Planned comparisons are used when you do have a priori hypotheses about the nature of differences across your groups. Typically, this involves comparing two means, so the concern about Type I error rate inflation is not an issue. Planned comparisons involve the use of contrast coefficients, which allow you to “chunk” groups together to compare to another “chunk” of groups (or maybe just one group—for example, if you had three experimental conditions and a control condition, you could use contrasts to compare the three experimental groups together versus the control condition).

14.3 Factorial ANOVA

Please read the following resources:

A factorial ANOVA is used when you have more than one categorical independent variable. If you have two independent variables that each have two levels, this is referred as a 2x2 design. If you had two independent variables, one with two levels and one with three, this would be a 2x3 design.

Let’s take the example of a 2x2 ANOVA. A researcher is interested in the effect of an anti-depressant drug on men and women.

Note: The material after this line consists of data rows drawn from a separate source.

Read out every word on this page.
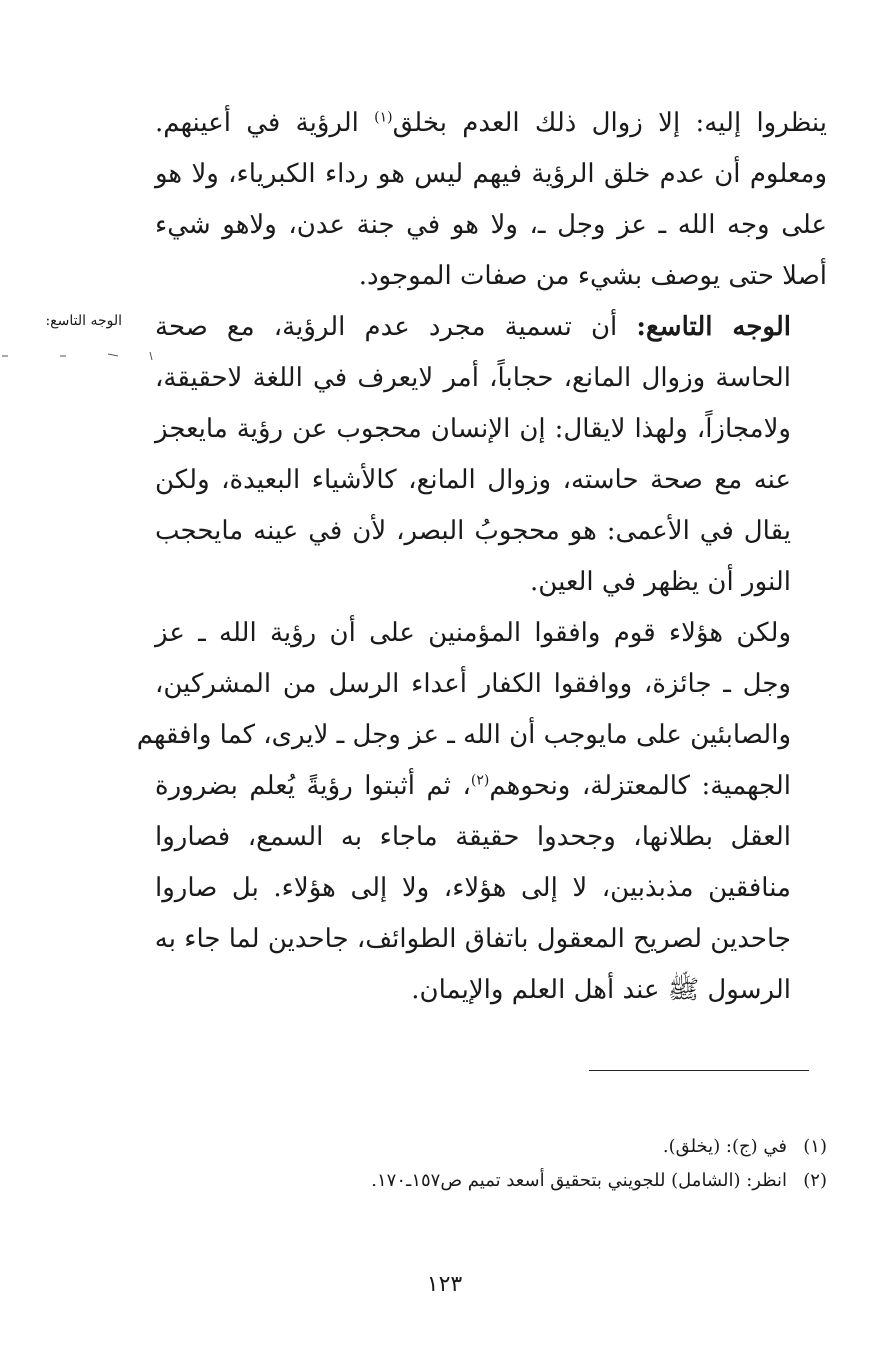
الوجه التاسع:
ينظروا إليه: إلا زوال ذلك العدم بخلق$^{(١)}$ الرؤية في أعينهم.
ومعلوم أن عدم خلق الرؤية فيهم ليس هو رداء الكبرياء، ولا هو
على وجه الله ـ عز وجل ـ، ولا هو في جنة عدن، ولاهو شيء
أصلا حتى يوصف بشيء من صفات الموجود.
الوجه التاسع: أن تسمية مجرد عدم الرؤية، مع صحة
الحاسة وزوال المانع، حجاباً، أمر لايعرف في اللغة لاحقيقة،
ولامجازاً، ولهذا لايقال: إن الإنسان محجوب عن رؤية مايعجز
عنه مع صحة حاسته، وزوال المانع، كالأشياء البعيدة، ولكن
يقال في الأعمى: هو محجوبُ البصر، لأن في عينه مايحجب
النور أن يظهر في العين.
ولكن هؤلاء قوم وافقوا المؤمنين على أن رؤية الله ـ عز
وجل ـ جائزة، ووافقوا الكفار أعداء الرسل من المشركين،
والصابئين على مايوجب أن الله ـ عز وجل ـ لايرى، كما وافقهم
الجهمية: كالمعتزلة، ونحوهم$^{(٢)}$، ثم أثبتوا رؤيةً يُعلم بضرورة
العقل بطلانها، وجحدوا حقيقة ماجاء به السمع، فصاروا
منافقين مذبذبين، لا إلى هؤلاء، ولا إلى هؤلاء. بل صاروا
جاحدين لصريح المعقول باتفاق الطوائف، جاحدين لما جاء به
الرسول ﷺ عند أهل العلم والإيمان.
(١)في (ج): (يخلق).
(٢)انظر: (الشامل) للجويني بتحقيق أسعد تميم ص١٥٧ـ١٧٠.
١٢٣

She randomly assigns a group of 10 men and 10 women to receive either the drug or a placebo (control). She is interested in whether the effect of the drug on depression symptoms is the same for men and women. In other words, she is interested in the interaction of treatment and drug.

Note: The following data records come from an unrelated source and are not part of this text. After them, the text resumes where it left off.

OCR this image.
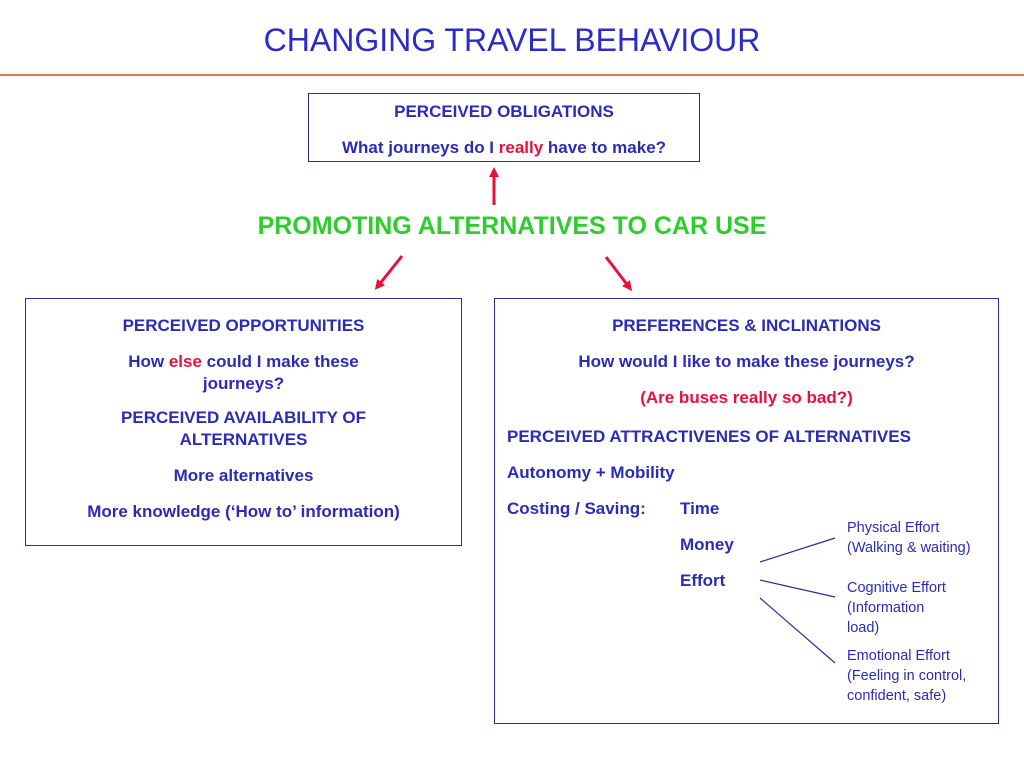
CHANGING TRAVEL BEHAVIOUR

PERCEIVED OBLIGATIONS

What journeys do I really have to make?

PROMOTING ALTERNATIVES TO CAR USE

PERCEIVED OPPORTUNITIES

How else could I make these journeys?

PERCEIVED AVAILABILITY OF ALTERNATIVES

More alternatives

More knowledge (‘How to’ information)

PREFERENCES & INCLINATIONS

How would I like to make these journeys?

(Are buses really so bad?)

PERCEIVED ATTRACTIVENES OF ALTERNATIVES

Autonomy + Mobility

Costing / Saving: Time

Money

Effort

Physical Effort
(Walking & waiting)
Cognitive Effort
(Information
load)
Emotional Effort
(Feeling in control,
confident, safe)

Simple 2 x 2 Factorial Design:

  • Independent Variable #1 (Factor A): Gender – participants are either male or female
  • Independent Variable #2 (Factor B): Treatment – participants either receive the drug or receive a placebo (also called a control condition)

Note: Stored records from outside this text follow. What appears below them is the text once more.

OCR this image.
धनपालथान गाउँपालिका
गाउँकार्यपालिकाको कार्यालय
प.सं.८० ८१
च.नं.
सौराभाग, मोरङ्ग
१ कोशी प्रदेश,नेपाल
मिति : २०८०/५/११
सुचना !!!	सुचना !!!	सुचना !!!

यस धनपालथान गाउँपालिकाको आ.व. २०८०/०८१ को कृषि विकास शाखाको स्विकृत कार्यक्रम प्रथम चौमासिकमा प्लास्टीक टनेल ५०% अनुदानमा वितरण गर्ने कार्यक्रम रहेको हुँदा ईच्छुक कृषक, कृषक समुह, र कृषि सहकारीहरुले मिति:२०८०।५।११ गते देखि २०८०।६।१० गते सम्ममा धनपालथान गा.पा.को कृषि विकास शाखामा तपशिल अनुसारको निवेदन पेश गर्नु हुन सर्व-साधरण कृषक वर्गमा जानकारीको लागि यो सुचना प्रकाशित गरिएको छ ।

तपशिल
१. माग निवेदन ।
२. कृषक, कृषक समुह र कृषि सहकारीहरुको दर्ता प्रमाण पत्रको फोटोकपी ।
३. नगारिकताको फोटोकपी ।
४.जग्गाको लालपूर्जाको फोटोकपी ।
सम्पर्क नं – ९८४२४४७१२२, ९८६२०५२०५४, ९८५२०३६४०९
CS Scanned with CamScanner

With a factorial design, you can ask the following questions:

  • Is there an overall main effect of independent variable #1? – Is there a significant difference in depression between the treatment and no treatment groups?
  • Is there an overall main effect of independent variable #2? – Is there a significant difference in depression between men and women?
  • Is there an interaction between the two independent variables, such that the effect of one independent variable depends of the level of the other independent variable? – Does the effect of the drug on depression depend on whether participants were male or female?

The Null and Research Hypotheses in a Factorial Design, above

When running an ANOVA, the p-values for the main effects and interaction(s) will tell you if there is a significant difference between the groups, or between the different levels of the groups, respectively. If the interaction is significant, you should be cautious in interpreting any significant main effects. This is because although there may be an overall difference between groups on one independent variable, the interaction indicates that the effect of the independent variable on the dependent variable depends on the level of the other independent variable.

14.3.1 Post-Hoc Tests

When you have more than 2 levels of an independent variable and there is a significant main effect or interaction, you will need to conduct post-hoc test or planned comparisons to determine which means are significantly different. If there are only two levels of the independent variable, you can interpret the difference between the two means as significant.

14.4 Repeated Measures and Mixed Design ANOVA

Please read the following resources:

14.4.1 Repeated Measures ANOVA

In some research designs, participants are exposed to several levels of an independent variable and complete the same set of measures on more than one occasion. Repeated Measures designs are used when the same group of individuals participates in all of the different treatment conditions. These designs are sometimes referred to as within subjects designs. Longitudinal studies are also a form of repeated measures.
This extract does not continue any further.